Senin ,27 September 2021
NasionalismeNews.Com- SulSel_Luwu Timur –
Pilkades diLuwu Timur tahun 2021 akan diikuti 60 desa dari total 124 desa, adapun jadwal pelaksanaan nya direncanakan pada tanggal 2 November.
di Kabupaten Luwu Timur,
Warga Desa Asuli protes dengan adanya pemegang Kartu Tanda Penduduk Elektronik atau KTP elektronik tak bisa mencoblos. Untuk menunaikan hak pilihnya,Sebagai Warga Negara, mereka mesti masuk dalam Daftar Pemilih Tetap (DPT) Pilkades.
Mendadak sontak, keputusan ini pun menuai protes warga, maupun tim sukses calon kepala desa yang merasa dirugikan dengan aturan ini. Keharusan terdaftar dalam DPT bagi calon pemilih ini pun dianggap berpotensi menghilangkan hak suara warga yang sejatinya berhak memilih.
Protes itu salah satunya terjadi di Desa Asuli, Kecamatan Towuti. Hidayat Rusdi, warga Desa Asuli mengatakan, di desanya seorang pemegang KTP elektronik tak bisa memilih jika tak tercantum dalam DPT Pilkades.
Menurut dia, aturan ini berlawanan dengan putusan Mahkamah Konstitusi (MK) Nomor 102/PUU-VII/2009. Dalam putusan ini, MK telah memerintahkan KPU membuat aturan teknis penggunaan hak pilih yang tidak terdaftar dalam DPT dengan ketentuan bisa dengan menunjukkan KTP, paspor, KK atau sejenisnya yang masih berlaku.
Putusan MK ini lantas menjadi rujukan untuk pemilu lainnya dan praktis membuat pemilik KPT elektronik bisa memilih asal menunaikan hak pilihnya di daerah asal atau domisili yang tercantum dalam e-KTP.
“Ini juga menjadi rujukan untuk Pilkada, dimana seseorang warga yang memiliki KTP El dan secara ketentuan sudah memenuhi persyaratan memilih boleh mencoblos,” ujarnya, Sabtu, 25 September 2021, malam.
Dia pun mengaku telah berkomunikasi dengan panitia pilkades di desanya. Jawaban yang diberikan ketua panitia, berdasarkan keputusan untuk meniadakan hak memilih bagi pemegang KTP elektronik yang tak terdaftar dalam DPT dengan mengacu kepada Peraturan Pelaksanaan Atas Peraturan Daerah Kabupaten mengenai Tata Cara Pencalonan, Pemilihan Pelantikan dan Pemberhentian Kepala Desa.
Di pasal 7 Perbup tersebut, tertulis bahwa untuk dapat menggunakan hak pilih dalam pemilihan kepala desa (Pilkades) harus terdaftar sebagai pemilih.
Hidayat menilai Perbup tersebut berlawanan dengan putusan MK dan berpotensi mengebiri hak warga negara dalam berdemokrasi.
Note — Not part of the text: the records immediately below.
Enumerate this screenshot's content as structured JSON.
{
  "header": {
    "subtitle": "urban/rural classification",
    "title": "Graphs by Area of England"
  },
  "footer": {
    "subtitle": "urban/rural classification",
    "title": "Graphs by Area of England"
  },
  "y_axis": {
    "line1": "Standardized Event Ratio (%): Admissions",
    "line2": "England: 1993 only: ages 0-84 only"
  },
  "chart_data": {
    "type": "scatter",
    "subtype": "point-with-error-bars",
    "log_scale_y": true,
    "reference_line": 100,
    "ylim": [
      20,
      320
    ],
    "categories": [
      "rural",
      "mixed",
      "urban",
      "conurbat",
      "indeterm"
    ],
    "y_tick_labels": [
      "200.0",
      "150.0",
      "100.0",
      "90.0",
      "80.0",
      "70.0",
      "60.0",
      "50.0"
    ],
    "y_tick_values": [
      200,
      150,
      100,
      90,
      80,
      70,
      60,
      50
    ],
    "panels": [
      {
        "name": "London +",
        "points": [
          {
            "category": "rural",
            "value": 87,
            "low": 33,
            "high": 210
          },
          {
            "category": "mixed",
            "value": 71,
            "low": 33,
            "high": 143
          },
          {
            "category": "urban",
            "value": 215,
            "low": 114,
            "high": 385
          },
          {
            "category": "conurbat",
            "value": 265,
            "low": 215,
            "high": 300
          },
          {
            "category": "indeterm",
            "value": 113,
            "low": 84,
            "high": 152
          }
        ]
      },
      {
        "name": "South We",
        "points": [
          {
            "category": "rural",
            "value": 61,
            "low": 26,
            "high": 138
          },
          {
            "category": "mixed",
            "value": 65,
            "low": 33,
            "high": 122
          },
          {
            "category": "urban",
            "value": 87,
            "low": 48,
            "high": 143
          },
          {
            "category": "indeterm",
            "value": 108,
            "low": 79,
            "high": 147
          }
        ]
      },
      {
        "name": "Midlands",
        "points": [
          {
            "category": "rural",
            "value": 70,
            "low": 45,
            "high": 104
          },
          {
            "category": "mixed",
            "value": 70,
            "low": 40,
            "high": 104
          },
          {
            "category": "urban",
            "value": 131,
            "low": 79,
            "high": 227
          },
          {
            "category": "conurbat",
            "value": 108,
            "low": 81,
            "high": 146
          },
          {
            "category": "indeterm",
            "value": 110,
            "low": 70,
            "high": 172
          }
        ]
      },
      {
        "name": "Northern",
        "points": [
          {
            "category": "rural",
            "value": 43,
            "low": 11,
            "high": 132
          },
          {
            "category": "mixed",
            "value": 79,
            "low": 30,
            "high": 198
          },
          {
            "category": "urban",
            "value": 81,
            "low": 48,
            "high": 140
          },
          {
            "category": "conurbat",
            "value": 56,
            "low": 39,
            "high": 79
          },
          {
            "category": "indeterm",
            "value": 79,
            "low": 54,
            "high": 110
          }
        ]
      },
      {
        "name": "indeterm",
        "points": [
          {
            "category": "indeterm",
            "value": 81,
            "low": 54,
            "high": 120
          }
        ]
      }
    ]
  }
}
Seorang warga berpotensi kehilangan hak suaranya, meski sejatinya berhak sebagai Warga Negara Indonesia untuk memilih.
“Jangan sampai tata cara mengalahkan hak dasar negara,” dia menegaskan.
Sejauh pengetahuannya, aturan bahwa seorang warga harus tercantum dalam DPT untuk bisa menunaikan hak pilihnya ,masyarakat tetap bisa memilih meski acuannya tetap sama, Permendagri Nomor 112 Tahun 2014.
Acuan putusan MK ini menurut dia, juga digunakan sebagai dasar untuk Hak memilih bagi seorang pemilik KTP elektronik tetap bisa mencoblos meski tak terdaftar dalam DPT Pilkades.
“Ini berpotensi untuk menghilangkan hak suara seorang calon Kades, bagi warga punya hak suara . Karena apa, karena Pilkades ini kan bukan lex spesialis kan,” ungkap Hidayat menegaskan.